February 22, 2008
Financial Times Analyzes Pitfalls of Nonprofit-For Profit Joint Ventures in Wake of One Laptop Per Child Debacle
The Financial Times has published an interesting story regarding the problems and concerns attendant to joint ventures between for-profit and nonprofit entities.
For companies, such partnerships are a chance to boost their citizenship credentials by tackling social and environmental issues. However, both parties need to agree on ways to share the commercial benefits that result from their joint initiatives. “There will soon come a time when people become more sceptical of companies entering partnerships, and that’s the last thing you want,” says Sonila Cook, partner at Dalberg Global Development Advisors. Ms Cook believes that mechanisms are needed “by which NGOs are reassured that the companies they’re working with are not in it purely for commercial reasons but because they also want to make a difference”.

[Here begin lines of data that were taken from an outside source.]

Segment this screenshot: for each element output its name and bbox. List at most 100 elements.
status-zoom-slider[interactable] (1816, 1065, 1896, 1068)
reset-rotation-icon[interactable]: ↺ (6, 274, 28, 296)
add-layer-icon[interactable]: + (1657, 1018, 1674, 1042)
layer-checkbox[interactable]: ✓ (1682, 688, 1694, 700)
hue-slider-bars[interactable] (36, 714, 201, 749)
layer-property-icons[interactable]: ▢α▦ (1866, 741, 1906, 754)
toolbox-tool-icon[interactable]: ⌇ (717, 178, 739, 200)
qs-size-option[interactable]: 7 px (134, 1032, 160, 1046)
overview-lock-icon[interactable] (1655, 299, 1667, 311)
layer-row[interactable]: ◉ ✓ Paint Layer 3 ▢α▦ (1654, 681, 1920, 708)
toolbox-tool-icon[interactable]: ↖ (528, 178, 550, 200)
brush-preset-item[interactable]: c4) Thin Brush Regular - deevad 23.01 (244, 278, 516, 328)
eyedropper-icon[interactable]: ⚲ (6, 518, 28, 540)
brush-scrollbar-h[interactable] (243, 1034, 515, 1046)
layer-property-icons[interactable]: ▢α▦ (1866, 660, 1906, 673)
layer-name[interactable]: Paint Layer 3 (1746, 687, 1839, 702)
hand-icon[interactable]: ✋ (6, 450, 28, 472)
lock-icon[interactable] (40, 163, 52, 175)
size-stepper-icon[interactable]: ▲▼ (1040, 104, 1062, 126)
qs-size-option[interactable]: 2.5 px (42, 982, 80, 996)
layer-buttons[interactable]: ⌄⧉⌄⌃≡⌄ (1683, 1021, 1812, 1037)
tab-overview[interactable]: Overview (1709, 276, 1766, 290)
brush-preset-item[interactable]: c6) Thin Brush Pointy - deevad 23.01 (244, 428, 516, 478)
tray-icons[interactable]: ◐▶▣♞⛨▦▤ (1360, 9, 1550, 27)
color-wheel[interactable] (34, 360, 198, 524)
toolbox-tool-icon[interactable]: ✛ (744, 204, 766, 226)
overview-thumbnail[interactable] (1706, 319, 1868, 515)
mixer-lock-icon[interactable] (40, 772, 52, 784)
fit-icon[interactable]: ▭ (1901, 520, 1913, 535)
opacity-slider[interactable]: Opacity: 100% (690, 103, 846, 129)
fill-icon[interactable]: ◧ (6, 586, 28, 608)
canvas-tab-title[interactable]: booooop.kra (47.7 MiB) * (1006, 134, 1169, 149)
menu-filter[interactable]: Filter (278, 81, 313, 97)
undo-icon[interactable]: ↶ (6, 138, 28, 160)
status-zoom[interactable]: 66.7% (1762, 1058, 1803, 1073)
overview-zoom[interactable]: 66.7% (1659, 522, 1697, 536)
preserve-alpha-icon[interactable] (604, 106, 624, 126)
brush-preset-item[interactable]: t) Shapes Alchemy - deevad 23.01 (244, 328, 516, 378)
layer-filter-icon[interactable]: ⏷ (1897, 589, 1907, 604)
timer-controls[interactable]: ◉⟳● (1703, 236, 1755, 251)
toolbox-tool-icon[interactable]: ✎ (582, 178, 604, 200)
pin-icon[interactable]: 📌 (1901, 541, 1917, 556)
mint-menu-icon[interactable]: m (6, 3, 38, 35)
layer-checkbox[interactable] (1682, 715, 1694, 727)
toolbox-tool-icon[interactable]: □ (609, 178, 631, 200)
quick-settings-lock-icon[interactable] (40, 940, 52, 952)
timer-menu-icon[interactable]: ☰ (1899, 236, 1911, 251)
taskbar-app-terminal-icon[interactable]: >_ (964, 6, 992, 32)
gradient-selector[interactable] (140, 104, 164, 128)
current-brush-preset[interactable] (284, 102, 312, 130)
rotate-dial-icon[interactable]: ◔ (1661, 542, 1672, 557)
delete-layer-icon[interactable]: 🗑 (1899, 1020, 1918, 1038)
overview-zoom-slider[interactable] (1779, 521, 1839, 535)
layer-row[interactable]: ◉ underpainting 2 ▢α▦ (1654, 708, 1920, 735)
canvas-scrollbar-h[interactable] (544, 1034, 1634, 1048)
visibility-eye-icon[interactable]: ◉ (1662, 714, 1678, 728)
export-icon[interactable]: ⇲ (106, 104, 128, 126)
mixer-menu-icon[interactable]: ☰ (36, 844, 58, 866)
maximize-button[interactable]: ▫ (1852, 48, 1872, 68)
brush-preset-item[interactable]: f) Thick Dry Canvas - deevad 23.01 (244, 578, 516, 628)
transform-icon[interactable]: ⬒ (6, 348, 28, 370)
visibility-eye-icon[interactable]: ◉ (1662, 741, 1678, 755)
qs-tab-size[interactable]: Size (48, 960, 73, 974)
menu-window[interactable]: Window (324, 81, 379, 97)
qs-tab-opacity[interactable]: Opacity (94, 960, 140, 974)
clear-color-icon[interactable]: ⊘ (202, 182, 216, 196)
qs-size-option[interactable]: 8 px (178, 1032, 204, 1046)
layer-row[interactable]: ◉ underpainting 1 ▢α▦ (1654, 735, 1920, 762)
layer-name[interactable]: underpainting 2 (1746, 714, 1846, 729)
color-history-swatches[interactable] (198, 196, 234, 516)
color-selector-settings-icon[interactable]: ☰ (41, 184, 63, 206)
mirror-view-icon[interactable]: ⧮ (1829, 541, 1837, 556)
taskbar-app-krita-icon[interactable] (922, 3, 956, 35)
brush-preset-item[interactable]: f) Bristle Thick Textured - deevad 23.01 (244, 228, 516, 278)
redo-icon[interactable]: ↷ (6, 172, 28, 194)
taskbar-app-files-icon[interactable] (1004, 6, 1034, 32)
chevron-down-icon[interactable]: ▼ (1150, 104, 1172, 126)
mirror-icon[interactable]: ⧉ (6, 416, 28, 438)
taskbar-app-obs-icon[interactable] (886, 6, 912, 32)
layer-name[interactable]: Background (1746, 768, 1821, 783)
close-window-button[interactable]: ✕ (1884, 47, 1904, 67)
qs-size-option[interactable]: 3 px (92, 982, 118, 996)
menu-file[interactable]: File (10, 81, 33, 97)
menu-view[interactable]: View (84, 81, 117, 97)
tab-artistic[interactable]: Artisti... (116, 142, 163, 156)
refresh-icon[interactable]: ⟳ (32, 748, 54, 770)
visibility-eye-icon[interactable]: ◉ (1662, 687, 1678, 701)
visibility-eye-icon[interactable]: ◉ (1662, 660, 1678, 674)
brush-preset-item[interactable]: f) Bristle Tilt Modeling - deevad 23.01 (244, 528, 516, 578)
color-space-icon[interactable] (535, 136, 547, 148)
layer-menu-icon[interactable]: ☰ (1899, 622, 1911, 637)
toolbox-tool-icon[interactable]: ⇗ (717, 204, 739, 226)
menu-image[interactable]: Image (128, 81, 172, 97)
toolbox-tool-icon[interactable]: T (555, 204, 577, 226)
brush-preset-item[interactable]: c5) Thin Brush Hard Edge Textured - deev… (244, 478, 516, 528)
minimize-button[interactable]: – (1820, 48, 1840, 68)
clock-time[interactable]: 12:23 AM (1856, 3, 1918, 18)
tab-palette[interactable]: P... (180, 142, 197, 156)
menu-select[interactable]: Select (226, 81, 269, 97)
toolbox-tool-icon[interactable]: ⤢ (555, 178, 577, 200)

Balderdash, madam! Of course companies are in it for purely commercial reasons. The whole point of the dadgum joint venture is to harness the greedy motives of capitalists for the public good of society. And dadgummit, the U.S. IRS is far too restrictive in its approach to joint ventures. See, Revenue Ruling 98-15. Note in the quote above, the implicit and quite sensible assumption that there are inevitable commercial benefits to any "mixed race" joint venture. That's no reason to prohibit the lot of them. Adam Smith pointed out a long long time ago that private profit is the best provider of the public good. And there are some goods for which there is insufficient hope of private profit to stimulate the occurence of that good. Tax subsidies are necessary not only to remedy that "market failure," they are also economically efficient as intended substitutes for the hope of private profit. It cost less to allow an affordable housing joint venture between for-profit and nonprofit even if a few people become conspicuously wealthy than it cost to build and maintain a public housing project, for example. The real problem with the whole joint venture analysis under U.S. law is that it is being developed in context of health care involving joint ventures between what are essentially two for-profit entities, notwithstanding the nominal grant of tax exemption to one of those joint venturers. Bad facts make very bad law and hashing out the law of joint ventures in the context of health care is "bad facts." Dadgummit!